Flug verpasst? So holen Sie sich Steuern und Gebühren zurück
Wer seinen Flug verpasst oder kurzfristig storniert, kann trotzdem einen Teil der Kosten zurückerhalten. Nach deutschem Recht haben Passagiere Anspruch auf die Erstattung von Steuern und Gebühren – selbst bei nicht rückerstattbaren Tickets. Diese Abgaben können mitunter höher ausfallen als der reine Ticketpreis.
Steuern und Gebühren werden erst fällig, wenn der Flug tatsächlich angetreten wird. Reist ein Passagier nicht, kann er die Rückerstattung dieser Beträge beantragen. Allerdings erfolgt die Erstattung nicht automatisch, sondern muss aktiv eingefordert werden.
Voraussetzung ist, dass alle Steuern und Gebühren im Endpreis separat ausgewiesen sind. Betroffene sollten die Airline schriftlich kontaktieren, am besten per E-Mail, um den Prozess in Gang zu setzen. Die Nutzung teurer Service-Hotlines kann dabei schnell mehr kosten als die erstattungsfähige Summe.

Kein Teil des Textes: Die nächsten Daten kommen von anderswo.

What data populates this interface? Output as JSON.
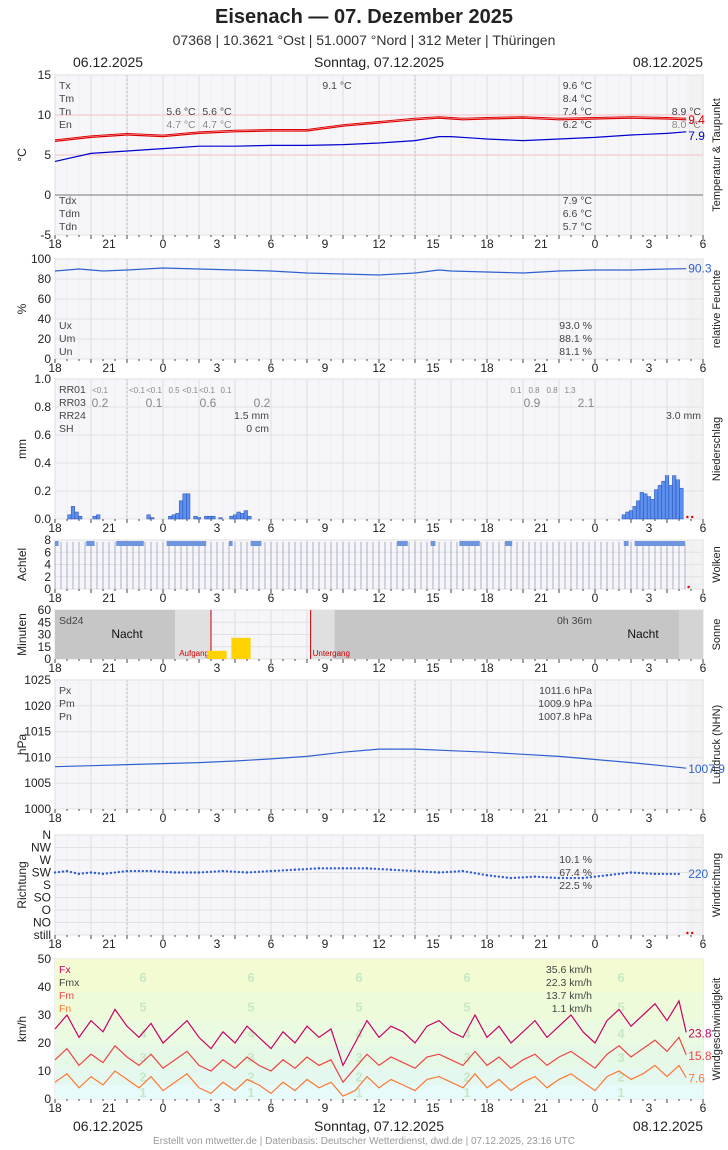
{
  "header": {
    "title": "Eisenach  —  07. Dezember 2025",
    "subtitle": "07368  |  10.3621 °Ost  |  51.0007 °Nord  |  312 Meter  |  Thüringen",
    "date_left": "06.12.2025",
    "date_center": "Sonntag, 07.12.2025",
    "date_right": "08.12.2025"
  },
  "footer": "Erstellt von mtwetter.de | Datenbasis: Deutscher Wetterdienst, dwd.de | 07.12.2025, 23:16 UTC",
  "x_ticks": [
    "18",
    "21",
    "0",
    "3",
    "6",
    "9",
    "12",
    "15",
    "18",
    "21",
    "0",
    "3",
    "6"
  ],
  "colors": {
    "red": "#e00000",
    "blue": "#0000cc",
    "royal": "#3060d0",
    "bar": "#5b8ff0",
    "gray": "#777777",
    "magenta": "#cc0066",
    "salmon": "#ee4444",
    "orange": "#ff7733"
  },
  "chart_data": [
    {
      "id": "temperature",
      "type": "line",
      "ylabel": "°C",
      "side_label": "Temperatur & Taupunkt",
      "ylim": [
        -5,
        15
      ],
      "yticks": [
        "15",
        "10",
        "5",
        "0",
        "-5"
      ],
      "stats_left": [
        "Tx",
        "Tm",
        "Tn",
        "En"
      ],
      "stats_left_bottom": [
        "Tdx",
        "Tdm",
        "Tdn"
      ],
      "stats_values": [
        "9.6 °C",
        "8.4 °C",
        "7.4 °C",
        "6.2 °C"
      ],
      "stats_values_bottom": [
        "7.9 °C",
        "6.6 °C",
        "5.7 °C"
      ],
      "annotations": [
        {
          "text": "9.1 °C",
          "hour": 23.5,
          "row": 0
        },
        {
          "text": "5.6 °C",
          "hour": 10.5,
          "row": 2
        },
        {
          "text": "5.6 °C",
          "hour": 13.5,
          "row": 2
        },
        {
          "text": "4.7 °C",
          "hour": 10.5,
          "row": 3
        },
        {
          "text": "4.7 °C",
          "hour": 13.5,
          "row": 3
        },
        {
          "text": "8.9 °C",
          "hour": 36,
          "row": 2
        },
        {
          "text": "8.0 °C",
          "hour": 36,
          "row": 3
        }
      ],
      "last_values": [
        "9.4",
        "7.9"
      ],
      "series": [
        {
          "name": "Temperatur",
          "color": "#e00000",
          "hours": [
            0,
            3,
            6,
            9,
            12,
            15,
            18,
            21,
            24,
            27,
            30,
            32,
            33,
            34,
            36,
            39,
            42,
            45,
            48,
            51,
            52.6
          ],
          "values": [
            6.7,
            7.2,
            7.5,
            7.3,
            7.7,
            7.9,
            8.0,
            8.0,
            8.6,
            9.0,
            9.4,
            9.6,
            9.5,
            9.4,
            9.5,
            9.6,
            9.4,
            9.5,
            9.6,
            9.5,
            9.4
          ]
        },
        {
          "name": "Taupunkt",
          "color": "#0000cc",
          "hours": [
            0,
            3,
            6,
            9,
            12,
            15,
            18,
            21,
            24,
            27,
            30,
            32,
            33,
            35,
            36,
            39,
            42,
            45,
            48,
            51,
            52.6
          ],
          "values": [
            4.2,
            5.2,
            5.5,
            5.8,
            6.1,
            6.1,
            6.2,
            6.2,
            6.3,
            6.5,
            6.8,
            7.3,
            7.3,
            7.1,
            7.0,
            6.8,
            7.0,
            7.2,
            7.5,
            7.7,
            7.9
          ]
        }
      ]
    },
    {
      "id": "humidity",
      "type": "line",
      "ylabel": "%",
      "side_label": "relative Feuchte",
      "ylim": [
        0,
        100
      ],
      "yticks": [
        "100",
        "80",
        "60",
        "40",
        "20",
        "0"
      ],
      "stats_left": [
        "Ux",
        "Um",
        "Un"
      ],
      "stats_values": [
        "93.0 %",
        "88.1 %",
        "81.1 %"
      ],
      "last_values": [
        "90.3"
      ],
      "series": [
        {
          "name": "Feuchte",
          "color": "#3060d0",
          "hours": [
            0,
            2,
            4,
            6,
            9,
            12,
            15,
            18,
            21,
            24,
            27,
            30,
            32,
            33,
            36,
            39,
            42,
            45,
            48,
            51,
            52.6
          ],
          "values": [
            88,
            90,
            88,
            89,
            91,
            90,
            89,
            88,
            86,
            85,
            84,
            86,
            89,
            88,
            87,
            86,
            88,
            89,
            89,
            90,
            90.3
          ]
        }
      ]
    },
    {
      "id": "precipitation",
      "type": "bar",
      "ylabel": "mm",
      "side_label": "Niederschlag",
      "ylim": [
        0,
        1.0
      ],
      "yticks": [
        "1.0",
        "0.8",
        "0.6",
        "0.4",
        "0.2",
        "0.0"
      ],
      "stats_left": [
        "RR01",
        "RR03",
        "RR24",
        "SH"
      ],
      "stats_values": [
        "1.5 mm",
        "0 cm"
      ],
      "rr01_left": [
        "<0.1",
        "<0.1",
        "<0.1",
        "0.5",
        "<0.1",
        "<0.1",
        "0.1"
      ],
      "rr03_left": [
        "0.2",
        "0.1",
        "0.6",
        "0.2"
      ],
      "rr01_right": [
        "0.1",
        "0.8",
        "0.8",
        "1.3"
      ],
      "rr03_right": [
        "0.9",
        "2.1"
      ],
      "right_total": "3.0 mm",
      "bars": [
        {
          "hour": 1.2,
          "value": 0.03
        },
        {
          "hour": 1.5,
          "value": 0.09
        },
        {
          "hour": 1.8,
          "value": 0.05
        },
        {
          "hour": 2.1,
          "value": 0.02
        },
        {
          "hour": 3.3,
          "value": 0.02
        },
        {
          "hour": 3.6,
          "value": 0.03
        },
        {
          "hour": 7.8,
          "value": 0.03
        },
        {
          "hour": 8.1,
          "value": 0.01
        },
        {
          "hour": 9.6,
          "value": 0.02
        },
        {
          "hour": 9.9,
          "value": 0.03
        },
        {
          "hour": 10.2,
          "value": 0.04
        },
        {
          "hour": 10.5,
          "value": 0.13
        },
        {
          "hour": 10.8,
          "value": 0.18
        },
        {
          "hour": 11.1,
          "value": 0.18
        },
        {
          "hour": 11.7,
          "value": 0.02
        },
        {
          "hour": 12.0,
          "value": 0.01
        },
        {
          "hour": 12.6,
          "value": 0.02
        },
        {
          "hour": 12.9,
          "value": 0.02
        },
        {
          "hour": 13.2,
          "value": 0.02
        },
        {
          "hour": 13.8,
          "value": 0.01
        },
        {
          "hour": 14.7,
          "value": 0.02
        },
        {
          "hour": 15.0,
          "value": 0.03
        },
        {
          "hour": 15.3,
          "value": 0.05
        },
        {
          "hour": 15.6,
          "value": 0.04
        },
        {
          "hour": 15.9,
          "value": 0.06
        },
        {
          "hour": 16.2,
          "value": 0.02
        },
        {
          "hour": 47.4,
          "value": 0.03
        },
        {
          "hour": 47.7,
          "value": 0.05
        },
        {
          "hour": 48.0,
          "value": 0.06
        },
        {
          "hour": 48.3,
          "value": 0.09
        },
        {
          "hour": 48.6,
          "value": 0.13
        },
        {
          "hour": 48.9,
          "value": 0.19
        },
        {
          "hour": 49.2,
          "value": 0.18
        },
        {
          "hour": 49.5,
          "value": 0.16
        },
        {
          "hour": 49.8,
          "value": 0.14
        },
        {
          "hour": 50.1,
          "value": 0.21
        },
        {
          "hour": 50.4,
          "value": 0.24
        },
        {
          "hour": 50.7,
          "value": 0.27
        },
        {
          "hour": 51.0,
          "value": 0.31
        },
        {
          "hour": 51.3,
          "value": 0.24
        },
        {
          "hour": 51.6,
          "value": 0.31
        },
        {
          "hour": 51.9,
          "value": 0.28
        },
        {
          "hour": 52.2,
          "value": 0.22
        }
      ]
    },
    {
      "id": "clouds",
      "type": "bar",
      "ylabel": "Achtel",
      "side_label": "Wolken",
      "ylim": [
        0,
        8
      ],
      "yticks": [
        "8",
        "6",
        "4",
        "2",
        "0"
      ],
      "full_until_hour": 52.6
    },
    {
      "id": "sunshine",
      "type": "bar",
      "ylabel": "Minuten",
      "side_label": "Sonne",
      "ylim": [
        0,
        60
      ],
      "yticks": [
        "60",
        "45",
        "30",
        "15",
        "0"
      ],
      "stats_left": [
        "Sd24"
      ],
      "stats_values": [
        "0h 36m"
      ],
      "night_labels": [
        "Nacht",
        "Nacht"
      ],
      "sunrise_label": "Aufgang",
      "sunset_label": "Untergang",
      "sunrise_hour": 13.0,
      "sunset_hour": 21.3,
      "bars": [
        {
          "hour": 13.5,
          "value": 10
        },
        {
          "hour": 15.5,
          "value": 26
        }
      ]
    },
    {
      "id": "pressure",
      "type": "line",
      "ylabel": "hPa",
      "side_label": "Luftdruck (NHN)",
      "ylim": [
        1000,
        1025
      ],
      "yticks": [
        "1025",
        "1020",
        "1015",
        "1010",
        "1005",
        "1000"
      ],
      "stats_left": [
        "Px",
        "Pm",
        "Pn"
      ],
      "stats_values": [
        "1011.6 hPa",
        "1009.9 hPa",
        "1007.8 hPa"
      ],
      "last_values": [
        "1007.9"
      ],
      "series": [
        {
          "name": "Luftdruck",
          "color": "#3060d0",
          "hours": [
            0,
            3,
            6,
            9,
            12,
            15,
            18,
            21,
            24,
            27,
            30,
            33,
            36,
            39,
            42,
            45,
            48,
            51,
            52.6
          ],
          "values": [
            1008.2,
            1008.4,
            1008.6,
            1008.8,
            1009.0,
            1009.3,
            1009.7,
            1010.2,
            1011.0,
            1011.6,
            1011.6,
            1011.3,
            1011.0,
            1010.6,
            1010.2,
            1009.6,
            1009.0,
            1008.3,
            1007.9
          ]
        }
      ]
    },
    {
      "id": "wind_direction",
      "type": "scatter",
      "ylabel": "Richtung",
      "side_label": "Windrichtung",
      "yticks": [
        "N",
        "NW",
        "W",
        "SW",
        "S",
        "SO",
        "O",
        "NO",
        "still"
      ],
      "stats_values": [
        "10.1 %",
        "67.4 %",
        "22.5 %"
      ],
      "last_values": [
        "220"
      ],
      "series": [
        {
          "name": "Richtung",
          "color": "#3060d0",
          "hours": [
            0,
            1,
            2,
            3,
            4,
            6,
            8,
            10,
            12,
            14,
            16,
            18,
            20,
            22,
            24,
            26,
            28,
            30,
            32,
            34,
            36,
            38,
            40,
            42,
            44,
            46,
            48,
            50,
            52
          ],
          "values": [
            225,
            230,
            220,
            225,
            220,
            230,
            230,
            225,
            225,
            230,
            225,
            230,
            235,
            240,
            240,
            240,
            235,
            230,
            225,
            230,
            215,
            205,
            210,
            205,
            205,
            215,
            225,
            220,
            220
          ]
        }
      ]
    },
    {
      "id": "wind_speed",
      "type": "line",
      "ylabel": "km/h",
      "side_label": "Windgeschwindigkeit",
      "ylim": [
        0,
        50
      ],
      "yticks": [
        "50",
        "40",
        "30",
        "20",
        "10",
        "0"
      ],
      "stats_left": [
        "Fx",
        "Fmx",
        "Fm",
        "Fn"
      ],
      "stats_values": [
        "35.6 km/h",
        "22.3 km/h",
        "13.7 km/h",
        "1.1 km/h"
      ],
      "beaufort": [
        "1",
        "2",
        "3",
        "4",
        "5",
        "6"
      ],
      "last_values": [
        "23.8",
        "15.8",
        "7.6"
      ],
      "series": [
        {
          "name": "Fx",
          "color": "#cc0066",
          "hours": [
            0,
            1,
            2,
            3,
            4,
            5,
            6,
            7,
            8,
            9,
            10,
            11,
            12,
            13,
            14,
            15,
            16,
            17,
            18,
            19,
            20,
            21,
            22,
            23,
            24,
            25,
            26,
            27,
            28,
            29,
            30,
            31,
            32,
            33,
            34,
            35,
            36,
            37,
            38,
            39,
            40,
            41,
            42,
            43,
            44,
            45,
            46,
            47,
            48,
            49,
            50,
            51,
            52,
            52.6
          ],
          "values": [
            25,
            30,
            22,
            28,
            24,
            32,
            26,
            22,
            27,
            20,
            24,
            28,
            22,
            18,
            24,
            20,
            26,
            22,
            18,
            24,
            20,
            26,
            22,
            25,
            12,
            20,
            28,
            22,
            26,
            24,
            20,
            26,
            28,
            24,
            22,
            30,
            22,
            26,
            20,
            24,
            28,
            22,
            26,
            30,
            24,
            20,
            28,
            32,
            26,
            30,
            34,
            28,
            35,
            23.8
          ]
        },
        {
          "name": "Fm",
          "color": "#ee4444",
          "hours": [
            0,
            1,
            2,
            3,
            4,
            5,
            6,
            7,
            8,
            9,
            10,
            11,
            12,
            13,
            14,
            15,
            16,
            17,
            18,
            19,
            20,
            21,
            22,
            23,
            24,
            25,
            26,
            27,
            28,
            29,
            30,
            31,
            32,
            33,
            34,
            35,
            36,
            37,
            38,
            39,
            40,
            41,
            42,
            43,
            44,
            45,
            46,
            47,
            48,
            49,
            50,
            51,
            52,
            52.6
          ],
          "values": [
            14,
            18,
            12,
            16,
            13,
            19,
            15,
            12,
            16,
            11,
            14,
            17,
            12,
            10,
            14,
            11,
            15,
            12,
            10,
            14,
            11,
            15,
            12,
            14,
            6,
            11,
            16,
            12,
            15,
            13,
            11,
            15,
            16,
            14,
            12,
            17,
            12,
            15,
            11,
            14,
            16,
            12,
            15,
            17,
            14,
            11,
            16,
            19,
            15,
            18,
            21,
            17,
            22,
            15.8
          ]
        },
        {
          "name": "Fn",
          "color": "#ff7733",
          "hours": [
            0,
            1,
            2,
            3,
            4,
            5,
            6,
            7,
            8,
            9,
            10,
            11,
            12,
            13,
            14,
            15,
            16,
            17,
            18,
            19,
            20,
            21,
            22,
            23,
            24,
            25,
            26,
            27,
            28,
            29,
            30,
            31,
            32,
            33,
            34,
            35,
            36,
            37,
            38,
            39,
            40,
            41,
            42,
            43,
            44,
            45,
            46,
            47,
            48,
            49,
            50,
            51,
            52,
            52.6
          ],
          "values": [
            6,
            9,
            4,
            8,
            5,
            10,
            7,
            4,
            8,
            3,
            6,
            9,
            4,
            2,
            6,
            3,
            7,
            5,
            2,
            6,
            3,
            7,
            4,
            6,
            1,
            3,
            8,
            4,
            7,
            5,
            3,
            7,
            8,
            6,
            4,
            9,
            4,
            7,
            3,
            6,
            8,
            4,
            7,
            9,
            6,
            3,
            8,
            10,
            7,
            9,
            12,
            8,
            12,
            7.6
          ]
        }
      ]
    }
  ]
}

Wer unsicher ist, welche Ansprüche bestehen, findet Unterstützung: Tools wie die Flugärger-App des Verbraucherzentrale NRW oder der Online-Leitfaden des Europäischen Verbraucherzentrums klären über Rechte auf. Diese Angebote helfen Passagieren, ihre Ansprüche zu verstehen und durchzusetzen.
Ein verpasster Flug oder eine spontane Stornierung bedeutet nicht zwangsläufig den Verlust des gesamten Ticketpreises. Wer Steuern und Gebühren zurückfordert, kann einen Teilbetrag erstattet bekommen – vorausgesetzt, er stellt einen schriftlichen Antrag. Der Prozess erfordert zwar Eigeninitiative, doch das Gesetz steht auf Seiten der Verbraucher.